Here are some actionable steps to reduce your risk of weight gain

  • Follow up with your surgical team at least once after your RYGB
  • Find a Support group/support system to help you stay on track
  • Exercise 150 min per week (30 min a day, 5x a week)
  • Stick to your post-op diet and calorie intake goals
    • Track calories if needed
    • Incorporate healthy foods into each meal
    • Monitor portion sizes
    • Limit frequently unplanned snacking a grazing
    • Work with a Registered Dietitian
  • Find ways to cope with emotions other than emotional eating
    • Exercise
    • Journaling
    • Call a friend
    • Read a book
  • Work with a multidisciplinary team
    • Physician
    • Dietitian
    • Exercise therapist
    • Behavioral therapist
Steps to overcome weight regain

What are some other options to treat weight gain?

Pharmacotherapy

Medications are available to aid in weight loss or to help treat weight regain. Be sure to consult with your physician to see if you are a good candidate for these medications.

Surgical reintervention

If your gastric pouch is dilated or larger in size there are surgical options to help you to resize your gastric pouch. This can help to reduce the amount of food you consume and allow you to control your hunger levels.

Secondary surgery may seem like a quick and easy fix, but research shows that it might not be the case.
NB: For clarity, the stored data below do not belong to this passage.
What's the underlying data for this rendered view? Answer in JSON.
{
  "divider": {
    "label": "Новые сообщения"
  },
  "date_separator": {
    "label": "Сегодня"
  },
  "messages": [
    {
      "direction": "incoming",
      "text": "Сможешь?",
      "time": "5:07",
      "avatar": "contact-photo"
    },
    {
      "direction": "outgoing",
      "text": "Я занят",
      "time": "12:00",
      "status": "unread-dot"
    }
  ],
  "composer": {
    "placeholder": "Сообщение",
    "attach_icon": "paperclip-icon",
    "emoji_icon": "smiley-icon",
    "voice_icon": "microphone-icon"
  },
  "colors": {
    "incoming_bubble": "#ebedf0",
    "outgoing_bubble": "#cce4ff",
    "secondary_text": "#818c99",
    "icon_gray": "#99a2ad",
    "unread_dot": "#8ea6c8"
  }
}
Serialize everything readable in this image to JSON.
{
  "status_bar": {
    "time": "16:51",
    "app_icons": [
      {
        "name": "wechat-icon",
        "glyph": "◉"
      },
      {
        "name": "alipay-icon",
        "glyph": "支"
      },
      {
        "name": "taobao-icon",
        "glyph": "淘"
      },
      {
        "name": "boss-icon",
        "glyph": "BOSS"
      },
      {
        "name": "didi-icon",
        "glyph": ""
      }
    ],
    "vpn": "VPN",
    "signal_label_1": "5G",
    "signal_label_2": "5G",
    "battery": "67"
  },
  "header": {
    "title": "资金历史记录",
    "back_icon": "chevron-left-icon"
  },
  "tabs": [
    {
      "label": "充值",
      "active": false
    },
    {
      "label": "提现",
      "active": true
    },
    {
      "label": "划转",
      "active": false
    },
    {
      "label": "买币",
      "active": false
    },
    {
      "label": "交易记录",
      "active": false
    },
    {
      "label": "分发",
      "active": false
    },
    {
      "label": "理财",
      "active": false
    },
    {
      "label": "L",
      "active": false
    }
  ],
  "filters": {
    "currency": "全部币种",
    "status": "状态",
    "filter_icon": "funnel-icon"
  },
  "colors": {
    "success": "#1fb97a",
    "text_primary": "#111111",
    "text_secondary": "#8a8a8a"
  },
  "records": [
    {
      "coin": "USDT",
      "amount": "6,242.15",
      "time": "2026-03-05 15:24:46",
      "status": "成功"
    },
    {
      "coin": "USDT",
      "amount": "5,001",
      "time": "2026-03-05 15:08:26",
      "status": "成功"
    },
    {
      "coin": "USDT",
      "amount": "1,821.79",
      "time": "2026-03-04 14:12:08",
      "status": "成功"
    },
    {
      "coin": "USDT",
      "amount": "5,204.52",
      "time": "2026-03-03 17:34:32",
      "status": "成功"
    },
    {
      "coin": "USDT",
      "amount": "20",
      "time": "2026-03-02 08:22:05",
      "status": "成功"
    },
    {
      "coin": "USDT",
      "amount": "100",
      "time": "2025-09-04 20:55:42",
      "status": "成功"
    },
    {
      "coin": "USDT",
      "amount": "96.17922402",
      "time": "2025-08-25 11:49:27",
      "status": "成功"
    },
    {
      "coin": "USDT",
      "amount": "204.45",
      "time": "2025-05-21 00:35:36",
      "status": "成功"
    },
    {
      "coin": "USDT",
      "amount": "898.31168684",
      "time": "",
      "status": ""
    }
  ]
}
The treatment of weight regain by way of revisional surgery carries both short and long-term complication rates of 11.5 and 15.5%, respectively.

It has also been reported that 13% of revisional surgeries require an additional surgical intervention which then leads to even higher rates of serious adverse events.

Due to the high rates of complications, surgical intervention is not preferred, especially if you can avoid surgery with a multidisciplinary approach.

That’s a wrap!

It is important to note that weight regain is not uncommon following RYGB. Weight gain can occur due to changes in your diet, inadequate physical activity, and dilation of your gastric pouch. In order to prevent or treat weight gain, it is essential to implement healthy diet and lifestyle choices into your daily life. And finally, be sure to set realistic expectations related to the long-term results of the RYGB.